Academically, he studied governmental institutions and was one of the first to develop an econometric study of governmental budgets.

He was also instrumental in developing scholarly societies, including the Association for Public Policy and Management and the Public Choice Society, and he served for a time as president of each.

“He was interdisciplinary before interdisciplinary was cool,” said John Thomas, Davis’ friend and former colleague.

Davis helped author “Econometrica,” an equation that attempted to solve how an electorate would vote, and developed the median voter idea with colleague Jim Barr.

But beyond his academic innovations, Davis is both fondly remembered and highly respected by those who knew him for his work in the humanitarian sector.

Davis served as chair of the University’s Human Relations Commission, which deals with issues of gender and race, and he argued for benefits for same-sex partners of university employees.

“His office door was open to anybody with an idea, concern, or problem, and he was somebody whose confidence could be absolutely trusted, and who had an absolute optimism that problems could be solved to mutual benefit,” Strauss said.

Friends also said that Davis dedicated his time to bridging relationships between faculty and students, and he especially worked to help acclimate foreign students to the University.

“Toby accepts his students as members of his extended family,” states a memorial website for Davis. “He helped many Chinese students better acclimate themself to the American way of life. He always had students and faculty who didn’t have a place to go for the holidays come to his house for dinner and spend the holiday with his family. We, a group of Chinese students, kept in touch with Toby through the years even after graduation.”

Thomas pointed out Davis’ impact on those he worked with.

“This is a tough place. His role in the last 20 years was a guardian angel.”

Davis died May 9 of liver failure.
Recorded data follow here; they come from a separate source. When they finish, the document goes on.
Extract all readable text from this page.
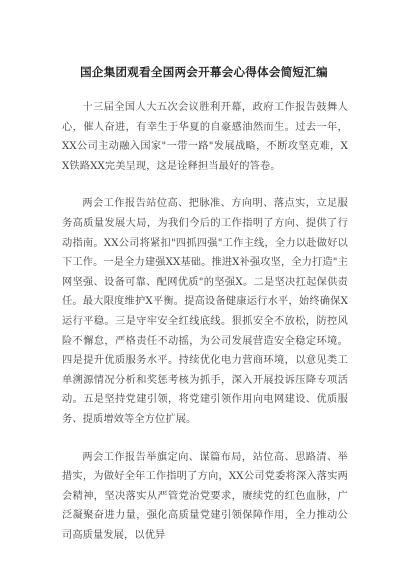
国企集团观看全国两会开幕会心得体会简短汇编

十三届全国人大五次会议胜利开幕，政府工作报告鼓舞人心，催人奋进，有幸生于华夏的自豪感油然而生。过去一年，XX公司主动融入国家"一带一路"发展战略，不断攻坚克难，XX铁路XX完美呈现，这是诠释担当最好的答卷。

两会工作报告站位高、把脉准、方向明、落点实，立足服务高质量发展大局，为我们今后的工作指明了方向、提供了行动指南。XX公司将紧扣"四抓四强"工作主线，全力以赴做好以下工作。一是全力建强XX基础。推进X补强攻坚，全力打造"主网坚强、设备可靠、配网优质"的坚强X。二是坚决扛起保供责任。最大限度维护X平衡。提高设备健康运行水平，始终确保X运行平稳。三是守牢安全红线底线。狠抓安全不放松，防控风险不懈怠，严格责任不动摇，为公司发展营造安全稳定环境。四是提升优质服务水平。持续优化电力营商环境，以意见类工单溯源情况分析和奖惩考核为抓手，深入开展投诉压降专项活动。五是坚持党建引领，将党建引领作用向电网建设、优质服务、提质增效等全方位扩展。

两会工作报告举旗定向、谋篇布局，站位高、思路清、举措实，为做好全年工作指明了方向，XX公司党委将深入落实两会精神，坚决落实从严管党治党要求，赓续党的红色血脉，广泛凝聚奋进力量，强化高质量党建引领保障作用，全力推动公司高质量发展，以优异
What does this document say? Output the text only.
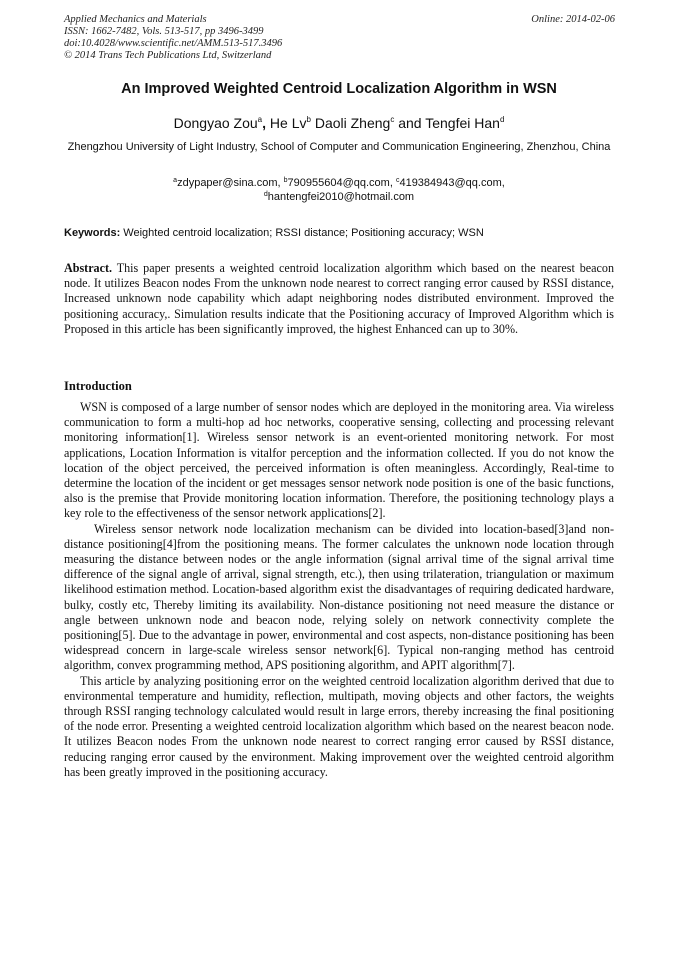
Applied Mechanics and Materials
ISSN: 1662-7482, Vols. 513-517, pp 3496-3499
doi:10.4028/www.scientific.net/AMM.513-517.3496
© 2014 Trans Tech Publications Ltd, Switzerland
Online: 2014-02-06
An Improved Weighted Centroid Localization Algorithm in WSN
Dongyao Zou$^a$, He Lv$^b$ Daoli Zheng$^c$ and Tengfei Han$^d$
Zhengzhou University of Light Industry, School of Computer and Communication Engineering, Zhenzhou, China
$^a$zdypaper@sina.com, $^b$790955604@qq.com, $^c$419384943@qq.com,
$^d$hantengfei2010@hotmail.com
Keywords: Weighted centroid localization; RSSI distance; Positioning accuracy; WSN
Abstract. This paper presents a weighted centroid localization algorithm which based on the nearest beacon node. It utilizes Beacon nodes From the unknown node nearest to correct ranging error caused by RSSI distance, Increased unknown node capability which adapt neighboring nodes distributed environment. Improved the positioning accuracy,. Simulation results indicate that the Positioning accuracy of Improved Algorithm which is Proposed in this article has been significantly improved, the highest Enhanced can up to 30%.
Introduction

WSN is composed of a large number of sensor nodes which are deployed in the monitoring area. Via wireless communication to form a multi-hop ad hoc networks, cooperative sensing, collecting and processing relevant monitoring information[1]. Wireless sensor network is an event-oriented monitoring network. For most applications, Location Information is vitalfor perception and the information collected. If you do not know the location of the object perceived, the perceived information is often meaningless. Accordingly, Real-time to determine the location of the incident or get messages sensor network node position is one of the basic functions, also is the premise that Provide monitoring location information. Therefore, the positioning technology plays a key role to the effectiveness of the sensor network applications[2].

Wireless sensor network node localization mechanism can be divided into location-based[3]and non-distance positioning[4]from the positioning means. The former calculates the unknown node location through measuring the distance between nodes or the angle information (signal arrival time of the signal arrival time difference of the signal angle of arrival, signal strength, etc.), then using trilateration, triangulation or maximum likelihood estimation method. Location-based algorithm exist the disadvantages of requiring dedicated hardware, bulky, costly etc, Thereby limiting its availability. Non-distance positioning not need measure the distance or angle between unknown node and beacon node, relying solely on network connectivity complete the positioning[5]. Due to the advantage in power, environmental and cost aspects, non-distance positioning has been widespread concern in large-scale wireless sensor network[6]. Typical non-ranging method has centroid algorithm, convex programming method, APS positioning algorithm, and APIT algorithm[7].

This article by analyzing positioning error on the weighted centroid localization algorithm derived that due to environmental temperature and humidity, reflection, multipath, moving objects and other factors, the weights through RSSI ranging technology calculated would result in large errors, thereby increasing the final positioning of the node error. Presenting a weighted centroid localization algorithm which based on the nearest beacon node. It utilizes Beacon nodes From the unknown node nearest to correct ranging error caused by RSSI distance, reducing ranging error caused by the environment. Making improvement over the weighted centroid algorithm has been greatly improved in the positioning accuracy.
He will be remembered in a memorial service this Saturday at 3:30 p.m. in the University Center, McConomy Auditorium. Numerous friends and colleagues will speak at the service, including University President Jared Cohon. A reception will follow in the Schatz Dining Room.

“Based on his work at the Heinz School, he was a big deal,” Thomas said. “To the nameless hundreds of people who came to his door, he was an even bigger deal.”